Il divorzio, sfida ai legami. “Tramite il divorzio e tutte le difficoltà che una separazione può portare, ci rendiamo conto di quanto il bene sia fragile – ha spiegato Cigoli – E la fragilità del bene, nel momento del divorzio, sta nei figli. L'attenzione non deve andare al bambino in quanto individuo, ma al figlio in quanto insieme di relazioni da tenere in vita. Nel conflitto è necessario promuovere la famiglia, fare in modo che le persone anche nelle difficoltà abbiano delle possibilità di accesso. Il problema infatti non è il conflitto, ma come viene gestito. Dobbiamo capire che i legami sono eterni, nel senso che le relazioni che instauriamo con gli altri sono parte di noi, ci accompagnano anche al di là della nostra vita, ci costituiscono. Il divorzio rappresenta proprio una sfida a questi legami e l'unico modo per non farsi annientare dal dolore è sperare in qualcosa. La speranza ci tiene in vita. E in cosa si può sperare? Nelle generazioni future. Speriamo nei nostri figli. Se non speriamo non riusciremo a reagire al dolore. Ed è qui che interviene la mediazione familiare per dare un aiuto dove non sembra esserci più alcun tipo di speranza, un'occasione di crescita e apprendimento per far capire che nelle relazioni le persone non sono semplici individui, sono molto di più.”

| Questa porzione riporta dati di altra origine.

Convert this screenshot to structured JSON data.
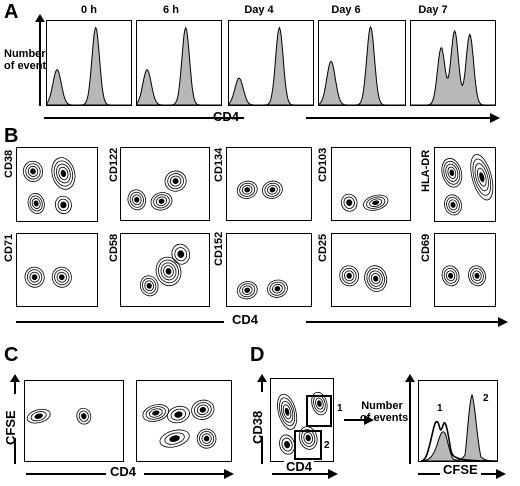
{
  "panels": {
    "A": {
      "letter": "A",
      "timepoints": [
        "0 h",
        "6 h",
        "Day 4",
        "Day 6",
        "Day 7"
      ],
      "y_label_line1": "Number",
      "y_label_line2": "of events",
      "x_label": "CD4"
    },
    "B": {
      "letter": "B",
      "markers_row1": [
        "CD38",
        "CD122",
        "CD134",
        "CD103",
        "HLA-DR"
      ],
      "markers_row2": [
        "CD71",
        "CD58",
        "CD152",
        "CD25",
        "CD69"
      ],
      "x_label": "CD4"
    },
    "C": {
      "letter": "C",
      "y_label": "CFSE",
      "x_label": "CD4"
    },
    "D": {
      "letter": "D",
      "dot_y_label": "CD38",
      "dot_x_label": "CD4",
      "gate_1": "1",
      "gate_2": "2",
      "hist_y_label_line1": "Number",
      "hist_y_label_line2": "of events",
      "hist_x_label": "CFSE",
      "peak_1": "1",
      "peak_2": "2"
    }
  },
  "colors": {
    "fill": "#b8b8b8",
    "contour": "#000000"
  }
}
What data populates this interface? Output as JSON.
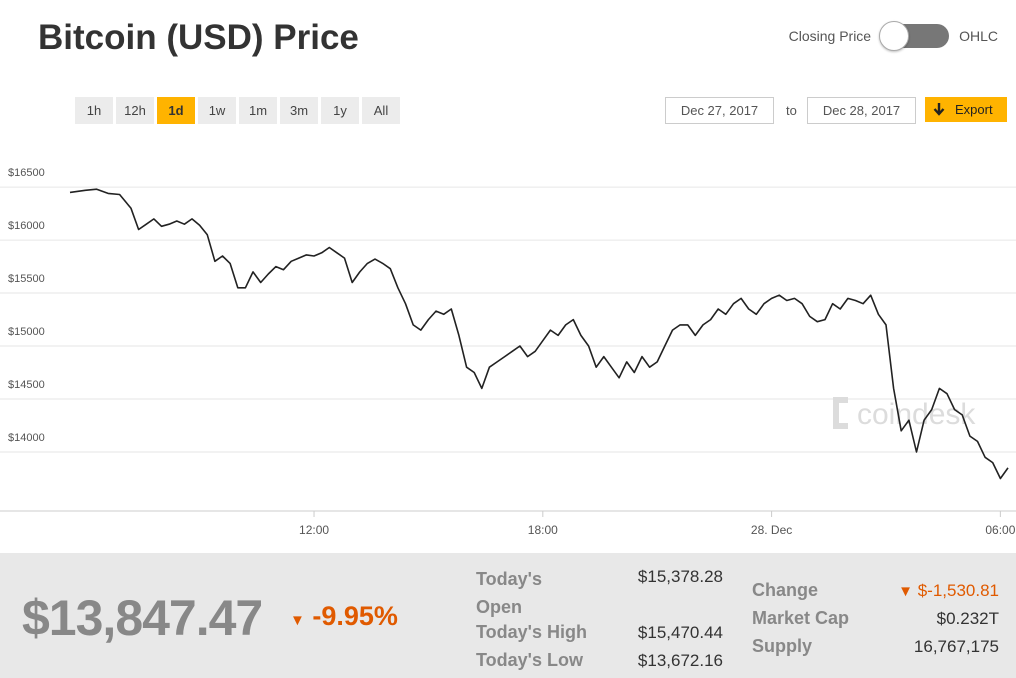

I compiti del mediatore familiare. “Il conflitto è assolutamente normale nei rapporti umani perché esistono tanti punti di vista, una pluralità di pensiero – ha dichiarato Mattucci – Il pericolo si inserisce nelle modalità inadeguate di gestire il conflitto. Se le discordanze vengono riconosciute e accolte allora il conflitto si può risolvere mentre la rigidità darà luogo soltanto ad una marcata ostilità. I professionisti che operano nella mediazione familiare devono prima di tutto creare chiarezza e sono coinvolti in due aspetti: personale e professionale. L'incontro tra la coppia e il mediatore deve svolgersi in un contesto ben definito cercando di chiarire fin da subito quali sono gli obiettivi da raggiungere. La dimensione del conflitto non potrà mai sparire del tutto ma si può ridurre la sua portata trasformandola in una fonte di risorse. Bisogna salvaguardare il valore simbolico dei legami e accettare il conflitto nelle sue modalità di espressione. Compito del mediatore è quello di creare il giusto “setting” che consente di ricostruire il legame valorizzandone le differenze anziché appiattirle. Fondamentale è esporsi al rischio, perché se non lo si fa si cade nella chiusura, in una vita senza alcuna intensità. Per aiutare una coppia che si sta separando bisogna riconoscere il trauma che ha colpito i coniugi e riscoprire i contenuti della famiglia ampliandoli. L'effetto del divorzio sui figli è da non sottovalutare: è importantissimo che il figlio possa esprimere la sua sofferenza perché altrimenti si ripresenterà nel futuro con problematiche sempre maggiori.”